Da lista de visados pelas sanções do bloco comunitário passam a constar o Grupo Chit Linn Myaing e o seu fundador e antigo presidente, Coronel Saw Chit Thu, por atividades fraudulentas (incluindo fraude, tráfico de droga e de seres humanos) e violações de direitos humanos (como trabalhos forçados e tortura) e ainda por ligações às Forças Armadas de Myanmar. O tenente-coronel Mote Thun e o major Tin Win também estão agora na lista, sendo estes, respectivamente, fundador e secretário-geral adjunto das Forças de Guarda Fronteiriça, e subordinado direto de Saw Chit Thu. “A decisão de hoje [ontem] demonstra a determinação da UE em fazer face à ameaça crescente de operações fraudulentas em Myanmar, que implicam graves violações dos direitos humanos e ameaçam cada vez mais a paz, a segurança e a estabilidade no país e na região”, adianta o Conselho na nota informativa.

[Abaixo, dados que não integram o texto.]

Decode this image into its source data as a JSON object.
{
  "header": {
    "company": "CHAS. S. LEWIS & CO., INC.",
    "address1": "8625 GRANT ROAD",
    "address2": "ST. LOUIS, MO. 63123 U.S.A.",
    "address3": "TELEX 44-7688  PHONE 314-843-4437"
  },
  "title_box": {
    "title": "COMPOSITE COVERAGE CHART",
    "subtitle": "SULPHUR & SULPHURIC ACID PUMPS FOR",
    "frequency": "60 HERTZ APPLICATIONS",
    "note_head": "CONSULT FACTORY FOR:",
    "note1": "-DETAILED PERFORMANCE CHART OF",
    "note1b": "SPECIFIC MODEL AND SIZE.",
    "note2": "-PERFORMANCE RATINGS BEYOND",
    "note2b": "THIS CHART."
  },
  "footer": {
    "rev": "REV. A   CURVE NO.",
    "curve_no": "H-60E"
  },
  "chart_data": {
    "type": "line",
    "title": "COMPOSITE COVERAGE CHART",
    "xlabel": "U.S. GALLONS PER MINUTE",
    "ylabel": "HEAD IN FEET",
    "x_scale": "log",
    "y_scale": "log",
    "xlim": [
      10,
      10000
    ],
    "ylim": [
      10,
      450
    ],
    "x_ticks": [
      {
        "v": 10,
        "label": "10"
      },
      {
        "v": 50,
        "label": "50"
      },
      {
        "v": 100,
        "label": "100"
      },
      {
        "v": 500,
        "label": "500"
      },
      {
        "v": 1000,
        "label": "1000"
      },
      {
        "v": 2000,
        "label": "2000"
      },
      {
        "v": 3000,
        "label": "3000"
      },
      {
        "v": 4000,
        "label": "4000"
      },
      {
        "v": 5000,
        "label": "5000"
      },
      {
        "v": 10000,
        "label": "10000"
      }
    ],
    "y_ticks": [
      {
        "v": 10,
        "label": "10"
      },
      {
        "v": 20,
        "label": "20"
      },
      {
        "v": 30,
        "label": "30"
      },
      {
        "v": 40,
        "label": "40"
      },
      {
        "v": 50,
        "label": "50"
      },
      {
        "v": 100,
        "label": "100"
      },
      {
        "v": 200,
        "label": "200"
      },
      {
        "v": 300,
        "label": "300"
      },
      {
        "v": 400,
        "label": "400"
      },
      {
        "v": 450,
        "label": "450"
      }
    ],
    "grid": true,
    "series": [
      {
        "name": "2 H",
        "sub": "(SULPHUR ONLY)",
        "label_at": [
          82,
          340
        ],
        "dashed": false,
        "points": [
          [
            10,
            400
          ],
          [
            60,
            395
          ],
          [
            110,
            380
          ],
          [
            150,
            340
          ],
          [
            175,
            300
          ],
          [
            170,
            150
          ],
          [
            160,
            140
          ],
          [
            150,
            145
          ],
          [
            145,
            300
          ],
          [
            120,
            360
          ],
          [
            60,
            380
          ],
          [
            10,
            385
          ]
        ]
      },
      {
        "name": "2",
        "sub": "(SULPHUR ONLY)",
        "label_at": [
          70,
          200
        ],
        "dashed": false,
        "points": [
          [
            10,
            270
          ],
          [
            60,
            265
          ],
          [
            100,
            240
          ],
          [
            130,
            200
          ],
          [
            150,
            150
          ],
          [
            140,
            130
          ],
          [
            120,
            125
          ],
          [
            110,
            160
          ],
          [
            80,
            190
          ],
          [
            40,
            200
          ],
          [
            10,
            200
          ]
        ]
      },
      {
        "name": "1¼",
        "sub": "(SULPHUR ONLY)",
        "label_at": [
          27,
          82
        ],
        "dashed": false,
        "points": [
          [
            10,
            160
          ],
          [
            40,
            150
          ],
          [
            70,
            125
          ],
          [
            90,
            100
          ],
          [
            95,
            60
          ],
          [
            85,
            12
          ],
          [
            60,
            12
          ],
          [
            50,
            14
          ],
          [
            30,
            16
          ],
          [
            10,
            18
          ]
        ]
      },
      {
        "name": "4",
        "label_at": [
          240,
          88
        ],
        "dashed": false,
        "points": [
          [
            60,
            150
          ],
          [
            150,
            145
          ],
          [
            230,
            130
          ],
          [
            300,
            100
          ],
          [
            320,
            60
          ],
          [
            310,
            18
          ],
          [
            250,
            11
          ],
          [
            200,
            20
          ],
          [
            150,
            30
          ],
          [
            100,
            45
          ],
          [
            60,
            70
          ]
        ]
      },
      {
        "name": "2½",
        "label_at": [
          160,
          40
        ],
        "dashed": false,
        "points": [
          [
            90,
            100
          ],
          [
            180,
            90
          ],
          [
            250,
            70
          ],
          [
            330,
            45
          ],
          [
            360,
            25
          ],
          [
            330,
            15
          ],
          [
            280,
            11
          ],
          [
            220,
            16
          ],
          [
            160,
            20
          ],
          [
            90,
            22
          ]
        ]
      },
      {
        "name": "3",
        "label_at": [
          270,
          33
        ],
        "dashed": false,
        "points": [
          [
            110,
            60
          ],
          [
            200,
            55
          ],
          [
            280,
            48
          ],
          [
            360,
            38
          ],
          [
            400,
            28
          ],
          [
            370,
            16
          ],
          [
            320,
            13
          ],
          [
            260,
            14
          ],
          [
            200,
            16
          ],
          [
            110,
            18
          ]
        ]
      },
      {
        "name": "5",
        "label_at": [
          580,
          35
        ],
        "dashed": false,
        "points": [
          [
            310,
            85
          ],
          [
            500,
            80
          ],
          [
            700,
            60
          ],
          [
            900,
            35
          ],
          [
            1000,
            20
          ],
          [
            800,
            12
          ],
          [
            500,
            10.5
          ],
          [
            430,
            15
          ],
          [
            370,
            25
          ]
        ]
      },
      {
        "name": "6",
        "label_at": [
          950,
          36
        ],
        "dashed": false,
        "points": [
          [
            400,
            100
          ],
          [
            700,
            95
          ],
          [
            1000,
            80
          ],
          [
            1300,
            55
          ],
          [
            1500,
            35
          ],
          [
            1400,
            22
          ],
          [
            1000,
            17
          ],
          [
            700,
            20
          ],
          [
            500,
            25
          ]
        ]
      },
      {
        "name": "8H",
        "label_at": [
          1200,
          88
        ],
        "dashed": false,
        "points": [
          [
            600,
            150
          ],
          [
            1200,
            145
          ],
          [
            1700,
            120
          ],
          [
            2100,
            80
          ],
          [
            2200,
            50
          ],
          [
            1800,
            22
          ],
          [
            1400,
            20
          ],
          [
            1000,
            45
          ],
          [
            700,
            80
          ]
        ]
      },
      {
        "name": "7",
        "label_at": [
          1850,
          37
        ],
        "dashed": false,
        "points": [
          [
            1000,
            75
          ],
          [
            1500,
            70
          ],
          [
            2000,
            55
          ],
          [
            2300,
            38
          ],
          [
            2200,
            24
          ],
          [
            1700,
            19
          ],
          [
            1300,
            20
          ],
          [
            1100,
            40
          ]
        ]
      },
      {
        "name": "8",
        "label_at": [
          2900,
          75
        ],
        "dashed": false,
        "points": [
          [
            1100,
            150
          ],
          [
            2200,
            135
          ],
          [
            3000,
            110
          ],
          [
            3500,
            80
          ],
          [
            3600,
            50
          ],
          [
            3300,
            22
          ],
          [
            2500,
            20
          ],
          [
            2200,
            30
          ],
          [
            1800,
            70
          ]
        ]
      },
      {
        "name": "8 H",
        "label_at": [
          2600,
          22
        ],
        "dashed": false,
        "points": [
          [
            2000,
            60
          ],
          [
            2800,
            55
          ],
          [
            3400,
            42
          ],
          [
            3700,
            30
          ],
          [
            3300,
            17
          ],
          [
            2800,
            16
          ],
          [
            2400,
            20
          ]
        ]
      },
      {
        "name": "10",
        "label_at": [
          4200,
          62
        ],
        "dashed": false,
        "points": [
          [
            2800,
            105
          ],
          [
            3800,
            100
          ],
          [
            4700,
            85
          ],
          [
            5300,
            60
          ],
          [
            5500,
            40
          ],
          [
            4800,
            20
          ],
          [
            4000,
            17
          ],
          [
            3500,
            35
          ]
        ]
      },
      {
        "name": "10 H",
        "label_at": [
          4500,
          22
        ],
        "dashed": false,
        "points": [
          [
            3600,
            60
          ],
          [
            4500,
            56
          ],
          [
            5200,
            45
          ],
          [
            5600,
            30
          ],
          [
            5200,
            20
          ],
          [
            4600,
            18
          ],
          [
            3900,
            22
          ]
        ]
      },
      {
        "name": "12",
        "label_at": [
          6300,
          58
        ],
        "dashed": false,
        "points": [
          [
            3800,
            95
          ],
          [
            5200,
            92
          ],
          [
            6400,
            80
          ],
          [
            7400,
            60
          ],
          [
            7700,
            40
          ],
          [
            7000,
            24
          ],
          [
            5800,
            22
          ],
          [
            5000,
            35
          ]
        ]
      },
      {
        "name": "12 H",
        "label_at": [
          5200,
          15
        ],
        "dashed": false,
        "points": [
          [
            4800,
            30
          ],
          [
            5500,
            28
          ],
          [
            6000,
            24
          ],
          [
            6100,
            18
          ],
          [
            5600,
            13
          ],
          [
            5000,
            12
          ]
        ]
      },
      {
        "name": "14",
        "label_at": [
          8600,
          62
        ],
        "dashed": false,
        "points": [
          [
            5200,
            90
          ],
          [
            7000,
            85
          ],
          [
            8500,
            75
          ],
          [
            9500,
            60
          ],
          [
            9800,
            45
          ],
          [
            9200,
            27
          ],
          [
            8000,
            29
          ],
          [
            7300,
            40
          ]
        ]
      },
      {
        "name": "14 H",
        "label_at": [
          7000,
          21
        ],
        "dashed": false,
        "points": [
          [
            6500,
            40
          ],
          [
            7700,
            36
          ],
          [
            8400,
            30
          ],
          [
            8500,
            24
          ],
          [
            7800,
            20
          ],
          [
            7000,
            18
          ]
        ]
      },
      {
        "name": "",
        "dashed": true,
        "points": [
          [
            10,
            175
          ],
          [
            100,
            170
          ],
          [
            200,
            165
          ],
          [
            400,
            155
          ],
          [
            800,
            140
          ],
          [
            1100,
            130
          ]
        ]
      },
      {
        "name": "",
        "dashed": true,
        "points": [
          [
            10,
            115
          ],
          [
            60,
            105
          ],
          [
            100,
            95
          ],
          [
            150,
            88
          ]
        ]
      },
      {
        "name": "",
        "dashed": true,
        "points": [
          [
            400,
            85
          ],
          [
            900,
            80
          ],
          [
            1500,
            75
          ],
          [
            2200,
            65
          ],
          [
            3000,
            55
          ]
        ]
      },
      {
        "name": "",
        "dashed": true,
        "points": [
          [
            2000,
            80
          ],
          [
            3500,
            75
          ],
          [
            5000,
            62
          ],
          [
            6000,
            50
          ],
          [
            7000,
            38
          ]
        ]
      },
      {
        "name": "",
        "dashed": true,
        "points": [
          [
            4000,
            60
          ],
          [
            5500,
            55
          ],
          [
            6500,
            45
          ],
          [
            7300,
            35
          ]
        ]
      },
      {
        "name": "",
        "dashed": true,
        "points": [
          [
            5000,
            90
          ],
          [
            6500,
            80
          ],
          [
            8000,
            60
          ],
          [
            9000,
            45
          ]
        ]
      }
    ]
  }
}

Com a decisão de ontem, a lista de sanções da UE relativas a Myanmar passa a ter um total de 106 pessoas e 22 entidades, que estão sujeitas a restrições como congelamento de bens e retenção da assistência financeira. O Conselho da UE adotou conclusões que condenam com a maior veemência o golpe militar levado a cabo em Myanmar, ocorrido em fevereiro de 2021, quando membros do exército e da polícia prenderam ministros do governo, funcionários eleitorais, ativistas e um antigo general.